So. After the past year and a half, we now know that most of the thousands of meetings we have pitched up for in our lives could have been emails. All that sweaty commuting and wiping of damp upper lips on the way in; all those security passes and battle over the air-conditioning; all those presentations and round tables. They could all have been emails. Or, at a stretch, Zooms.
Since March 2020, we have been Zooming and typing, snoozing and calling, walking and talking, attempting to remotely prove our worth while feeling rather worthless and it has confirmed that one truth: almost our entire working life could have been an email. Why go back?
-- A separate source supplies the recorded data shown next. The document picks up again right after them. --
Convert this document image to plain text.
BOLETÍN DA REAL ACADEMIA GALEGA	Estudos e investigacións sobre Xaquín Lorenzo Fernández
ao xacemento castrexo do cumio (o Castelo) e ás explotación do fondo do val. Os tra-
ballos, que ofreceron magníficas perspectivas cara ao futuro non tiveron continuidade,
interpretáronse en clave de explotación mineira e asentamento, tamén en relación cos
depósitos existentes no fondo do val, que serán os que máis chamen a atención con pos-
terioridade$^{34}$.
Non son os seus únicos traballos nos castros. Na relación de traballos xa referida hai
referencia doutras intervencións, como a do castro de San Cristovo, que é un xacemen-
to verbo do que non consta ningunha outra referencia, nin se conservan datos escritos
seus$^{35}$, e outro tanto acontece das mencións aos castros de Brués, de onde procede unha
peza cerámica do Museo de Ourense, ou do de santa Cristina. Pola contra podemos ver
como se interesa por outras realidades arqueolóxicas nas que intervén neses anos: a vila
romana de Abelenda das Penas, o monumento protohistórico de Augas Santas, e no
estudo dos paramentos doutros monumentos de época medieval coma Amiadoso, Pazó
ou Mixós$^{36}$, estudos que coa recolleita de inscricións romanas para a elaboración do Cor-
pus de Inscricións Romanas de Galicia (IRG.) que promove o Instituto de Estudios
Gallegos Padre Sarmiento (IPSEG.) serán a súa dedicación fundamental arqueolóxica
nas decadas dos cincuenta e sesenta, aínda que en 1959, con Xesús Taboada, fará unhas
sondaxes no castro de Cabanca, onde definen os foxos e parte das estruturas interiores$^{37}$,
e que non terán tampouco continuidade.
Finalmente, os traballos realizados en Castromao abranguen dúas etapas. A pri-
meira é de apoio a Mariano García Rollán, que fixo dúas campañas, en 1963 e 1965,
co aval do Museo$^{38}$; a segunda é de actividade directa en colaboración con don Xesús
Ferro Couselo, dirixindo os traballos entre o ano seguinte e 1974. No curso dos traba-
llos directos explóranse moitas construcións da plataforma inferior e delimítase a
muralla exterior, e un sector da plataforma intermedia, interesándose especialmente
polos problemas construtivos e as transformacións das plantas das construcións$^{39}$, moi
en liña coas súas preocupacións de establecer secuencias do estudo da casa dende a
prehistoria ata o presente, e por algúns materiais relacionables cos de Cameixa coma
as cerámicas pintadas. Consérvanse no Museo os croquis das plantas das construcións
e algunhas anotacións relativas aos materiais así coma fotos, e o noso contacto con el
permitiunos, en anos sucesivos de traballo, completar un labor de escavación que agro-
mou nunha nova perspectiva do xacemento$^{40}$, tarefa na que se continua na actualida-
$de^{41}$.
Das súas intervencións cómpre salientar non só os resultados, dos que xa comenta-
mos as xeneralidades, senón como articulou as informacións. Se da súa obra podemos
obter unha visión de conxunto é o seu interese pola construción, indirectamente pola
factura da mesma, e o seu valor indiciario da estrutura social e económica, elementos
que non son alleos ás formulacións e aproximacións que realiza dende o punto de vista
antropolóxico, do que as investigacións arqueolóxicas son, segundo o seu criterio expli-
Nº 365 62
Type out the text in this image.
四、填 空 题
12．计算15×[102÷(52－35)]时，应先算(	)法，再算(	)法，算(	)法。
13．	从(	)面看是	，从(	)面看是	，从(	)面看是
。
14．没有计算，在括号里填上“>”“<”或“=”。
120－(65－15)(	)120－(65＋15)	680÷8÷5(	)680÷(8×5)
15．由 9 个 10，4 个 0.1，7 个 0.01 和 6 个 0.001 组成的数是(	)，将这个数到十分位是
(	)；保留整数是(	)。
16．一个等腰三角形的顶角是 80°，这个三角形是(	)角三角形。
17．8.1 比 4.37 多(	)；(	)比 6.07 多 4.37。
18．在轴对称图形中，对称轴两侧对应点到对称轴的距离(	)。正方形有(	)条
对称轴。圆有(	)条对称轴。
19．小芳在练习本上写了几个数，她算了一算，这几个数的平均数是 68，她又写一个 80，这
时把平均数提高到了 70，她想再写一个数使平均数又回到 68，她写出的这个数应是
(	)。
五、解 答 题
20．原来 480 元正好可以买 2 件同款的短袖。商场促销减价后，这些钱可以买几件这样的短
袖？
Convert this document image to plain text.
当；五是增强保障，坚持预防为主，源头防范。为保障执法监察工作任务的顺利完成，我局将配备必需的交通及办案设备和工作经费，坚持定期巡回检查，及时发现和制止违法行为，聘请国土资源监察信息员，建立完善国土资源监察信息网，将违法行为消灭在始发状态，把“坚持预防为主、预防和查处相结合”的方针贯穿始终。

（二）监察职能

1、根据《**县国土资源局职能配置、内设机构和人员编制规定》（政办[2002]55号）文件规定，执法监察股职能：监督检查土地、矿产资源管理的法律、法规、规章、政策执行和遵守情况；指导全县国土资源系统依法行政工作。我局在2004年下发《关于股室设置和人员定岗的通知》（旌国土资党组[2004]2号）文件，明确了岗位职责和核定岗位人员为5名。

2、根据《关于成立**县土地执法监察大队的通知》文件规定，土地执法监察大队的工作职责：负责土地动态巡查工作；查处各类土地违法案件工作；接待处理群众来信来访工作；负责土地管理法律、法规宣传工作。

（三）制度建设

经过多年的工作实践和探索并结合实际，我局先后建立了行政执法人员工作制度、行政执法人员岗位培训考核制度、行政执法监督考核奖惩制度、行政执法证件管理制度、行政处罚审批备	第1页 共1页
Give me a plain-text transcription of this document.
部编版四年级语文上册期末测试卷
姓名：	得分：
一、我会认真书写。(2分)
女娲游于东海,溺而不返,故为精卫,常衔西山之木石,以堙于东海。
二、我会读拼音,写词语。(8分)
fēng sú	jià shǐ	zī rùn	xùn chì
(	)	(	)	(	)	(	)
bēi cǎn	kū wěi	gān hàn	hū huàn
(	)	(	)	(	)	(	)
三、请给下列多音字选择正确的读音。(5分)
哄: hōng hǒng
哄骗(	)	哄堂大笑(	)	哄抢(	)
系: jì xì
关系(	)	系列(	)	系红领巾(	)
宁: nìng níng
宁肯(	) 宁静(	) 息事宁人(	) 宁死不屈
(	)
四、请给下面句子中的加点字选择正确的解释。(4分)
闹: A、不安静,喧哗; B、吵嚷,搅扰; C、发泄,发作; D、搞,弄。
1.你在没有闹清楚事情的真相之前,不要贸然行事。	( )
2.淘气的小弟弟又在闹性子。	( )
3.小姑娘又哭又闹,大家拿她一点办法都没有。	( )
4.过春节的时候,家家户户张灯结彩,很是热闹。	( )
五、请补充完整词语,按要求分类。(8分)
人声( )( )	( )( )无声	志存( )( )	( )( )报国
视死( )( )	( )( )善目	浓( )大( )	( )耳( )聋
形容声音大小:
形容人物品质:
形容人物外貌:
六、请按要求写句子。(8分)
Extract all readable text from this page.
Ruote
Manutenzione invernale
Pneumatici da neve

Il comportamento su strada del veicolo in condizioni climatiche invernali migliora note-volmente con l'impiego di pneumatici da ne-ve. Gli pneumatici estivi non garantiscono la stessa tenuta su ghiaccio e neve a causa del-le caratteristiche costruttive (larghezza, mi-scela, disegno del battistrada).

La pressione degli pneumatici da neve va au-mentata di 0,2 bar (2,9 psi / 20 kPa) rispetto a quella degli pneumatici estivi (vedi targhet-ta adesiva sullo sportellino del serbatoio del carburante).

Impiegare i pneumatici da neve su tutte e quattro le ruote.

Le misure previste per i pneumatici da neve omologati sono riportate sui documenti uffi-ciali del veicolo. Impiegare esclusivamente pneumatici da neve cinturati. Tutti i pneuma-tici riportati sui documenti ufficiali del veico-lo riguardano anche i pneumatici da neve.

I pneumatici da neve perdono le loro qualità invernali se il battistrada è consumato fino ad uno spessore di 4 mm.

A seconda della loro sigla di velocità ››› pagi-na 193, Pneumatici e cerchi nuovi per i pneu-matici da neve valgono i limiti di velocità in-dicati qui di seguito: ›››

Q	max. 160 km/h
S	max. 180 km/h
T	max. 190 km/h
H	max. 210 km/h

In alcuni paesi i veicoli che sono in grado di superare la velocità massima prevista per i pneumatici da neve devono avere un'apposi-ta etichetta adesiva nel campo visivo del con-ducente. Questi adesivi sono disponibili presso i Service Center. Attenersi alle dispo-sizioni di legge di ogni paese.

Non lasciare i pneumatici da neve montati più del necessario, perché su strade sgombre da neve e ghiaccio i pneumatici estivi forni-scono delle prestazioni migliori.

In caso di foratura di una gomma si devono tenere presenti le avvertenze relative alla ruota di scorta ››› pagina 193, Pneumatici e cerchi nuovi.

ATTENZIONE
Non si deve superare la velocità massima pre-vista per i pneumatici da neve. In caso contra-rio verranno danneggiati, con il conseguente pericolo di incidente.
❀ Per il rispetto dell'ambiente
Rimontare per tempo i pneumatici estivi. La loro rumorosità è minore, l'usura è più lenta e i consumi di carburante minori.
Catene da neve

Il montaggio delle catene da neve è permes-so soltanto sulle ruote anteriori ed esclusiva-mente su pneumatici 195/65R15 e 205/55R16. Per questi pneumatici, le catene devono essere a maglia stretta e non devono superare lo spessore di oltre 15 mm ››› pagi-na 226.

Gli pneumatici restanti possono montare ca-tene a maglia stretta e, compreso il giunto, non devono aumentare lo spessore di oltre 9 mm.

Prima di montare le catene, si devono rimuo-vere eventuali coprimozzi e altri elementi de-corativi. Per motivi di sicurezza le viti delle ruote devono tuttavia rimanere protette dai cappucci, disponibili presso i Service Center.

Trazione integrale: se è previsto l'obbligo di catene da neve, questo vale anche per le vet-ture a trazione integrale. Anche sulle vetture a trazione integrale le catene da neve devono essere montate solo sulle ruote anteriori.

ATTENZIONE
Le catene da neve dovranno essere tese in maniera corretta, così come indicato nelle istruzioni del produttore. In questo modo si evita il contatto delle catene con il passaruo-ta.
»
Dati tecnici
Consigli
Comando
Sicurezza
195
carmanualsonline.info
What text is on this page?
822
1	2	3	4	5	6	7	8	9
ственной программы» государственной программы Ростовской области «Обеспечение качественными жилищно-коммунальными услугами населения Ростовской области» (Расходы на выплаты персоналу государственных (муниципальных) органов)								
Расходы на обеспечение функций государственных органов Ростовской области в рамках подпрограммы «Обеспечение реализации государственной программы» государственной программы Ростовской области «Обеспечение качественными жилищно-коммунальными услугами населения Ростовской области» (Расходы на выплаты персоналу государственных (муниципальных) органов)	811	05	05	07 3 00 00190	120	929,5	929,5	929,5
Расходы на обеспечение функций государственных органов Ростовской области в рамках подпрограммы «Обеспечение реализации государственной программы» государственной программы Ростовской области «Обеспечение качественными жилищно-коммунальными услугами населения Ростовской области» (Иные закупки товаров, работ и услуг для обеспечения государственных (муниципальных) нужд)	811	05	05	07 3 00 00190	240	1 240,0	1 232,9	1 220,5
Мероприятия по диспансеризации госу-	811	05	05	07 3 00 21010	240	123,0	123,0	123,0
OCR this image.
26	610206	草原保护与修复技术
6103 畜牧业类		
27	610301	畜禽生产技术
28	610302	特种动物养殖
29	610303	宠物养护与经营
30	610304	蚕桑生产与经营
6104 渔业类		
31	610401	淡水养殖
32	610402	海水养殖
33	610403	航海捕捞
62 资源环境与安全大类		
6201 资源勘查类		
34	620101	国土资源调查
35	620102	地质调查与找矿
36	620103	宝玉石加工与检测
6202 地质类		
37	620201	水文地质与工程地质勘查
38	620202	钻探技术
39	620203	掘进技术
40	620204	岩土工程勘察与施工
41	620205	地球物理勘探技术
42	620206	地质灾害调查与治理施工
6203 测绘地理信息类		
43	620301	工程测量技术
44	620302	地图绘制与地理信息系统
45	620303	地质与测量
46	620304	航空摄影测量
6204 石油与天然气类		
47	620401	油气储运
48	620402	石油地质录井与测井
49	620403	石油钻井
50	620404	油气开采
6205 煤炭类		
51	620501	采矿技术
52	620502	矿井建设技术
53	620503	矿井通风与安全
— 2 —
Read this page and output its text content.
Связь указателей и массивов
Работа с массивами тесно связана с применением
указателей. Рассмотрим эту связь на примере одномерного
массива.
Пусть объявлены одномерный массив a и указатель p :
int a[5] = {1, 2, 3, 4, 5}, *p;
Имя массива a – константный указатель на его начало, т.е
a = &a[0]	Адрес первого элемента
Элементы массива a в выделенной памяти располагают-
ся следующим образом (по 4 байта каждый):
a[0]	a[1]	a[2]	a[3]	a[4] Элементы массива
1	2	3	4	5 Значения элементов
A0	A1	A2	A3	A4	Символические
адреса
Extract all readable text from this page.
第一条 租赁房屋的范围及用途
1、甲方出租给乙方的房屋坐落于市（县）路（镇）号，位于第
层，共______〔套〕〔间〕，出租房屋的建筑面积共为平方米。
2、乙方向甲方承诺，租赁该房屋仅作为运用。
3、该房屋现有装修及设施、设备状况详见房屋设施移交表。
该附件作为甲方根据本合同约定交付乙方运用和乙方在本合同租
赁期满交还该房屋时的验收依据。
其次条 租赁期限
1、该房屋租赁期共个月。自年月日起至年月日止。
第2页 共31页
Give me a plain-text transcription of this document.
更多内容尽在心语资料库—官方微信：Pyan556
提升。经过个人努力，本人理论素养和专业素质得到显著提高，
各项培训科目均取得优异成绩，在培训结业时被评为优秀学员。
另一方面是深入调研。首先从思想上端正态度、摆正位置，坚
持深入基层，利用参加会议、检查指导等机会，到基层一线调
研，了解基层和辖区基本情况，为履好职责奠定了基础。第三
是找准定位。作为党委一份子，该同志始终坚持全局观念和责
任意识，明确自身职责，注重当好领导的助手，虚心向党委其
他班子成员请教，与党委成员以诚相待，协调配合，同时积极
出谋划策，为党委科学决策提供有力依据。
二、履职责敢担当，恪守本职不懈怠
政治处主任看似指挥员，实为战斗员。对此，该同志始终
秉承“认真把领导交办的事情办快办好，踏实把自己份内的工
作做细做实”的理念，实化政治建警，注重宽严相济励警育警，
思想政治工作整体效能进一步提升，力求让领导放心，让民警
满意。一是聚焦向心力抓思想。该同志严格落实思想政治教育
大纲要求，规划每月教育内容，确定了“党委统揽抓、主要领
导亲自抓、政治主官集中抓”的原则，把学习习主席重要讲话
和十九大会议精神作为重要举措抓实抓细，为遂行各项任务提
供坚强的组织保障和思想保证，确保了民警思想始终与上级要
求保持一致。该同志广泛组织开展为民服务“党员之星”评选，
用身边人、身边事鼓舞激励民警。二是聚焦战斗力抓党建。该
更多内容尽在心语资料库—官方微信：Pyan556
Trouble is, if your professional lives could have been merely a series of emails then maybe our romantic lives could have been the same. Maybe this marriage could have been an email? Perhaps our friendships could have been cultivated, grown and nurtured over email. Trying new foods could have happened only via restaurant delivery and online grocery orders. Our shopping experiences – interiors, clothes, beauty – could all have been virtual and transactional? Sex? Apps and vibrators only. Health? Classes via the laptop and Zoom doctors appointments with DIY blood tests. Since life boiled itself down to emails and video calls, we have realised how much time we wasted running from pillar to post.
And yet, daunting though ‘the return’ continues to be, it is only the prospect of life with no texture that makes us want to dive back in. Understanding that we must take the rough with the smooth. In isolation this meant missing human company but also have lots of time to watch telly. It meant staying in every day and night and yet feeling more and more exhausted. Life – when it is only an email – is a tiring panorama. Sure, no threat to our alone time but also no nutrition.
Which is why, even the most reluctant of us are twitching at the curtains of being out in the world. A walk turns into a coffee. A coffee turns into a lunch. We may not be able to deal with changing rooms but it’s quite fun to finger the fabric before we buy. Or sniff a candle. Or have a chat with the shop person. Is these micro-connections – rather than the big, scary parties and massive, expensive conferences – that remind us that life isn’t an email. That remind us that, while virtual life has been a godsend, in the end, it isn’t enough.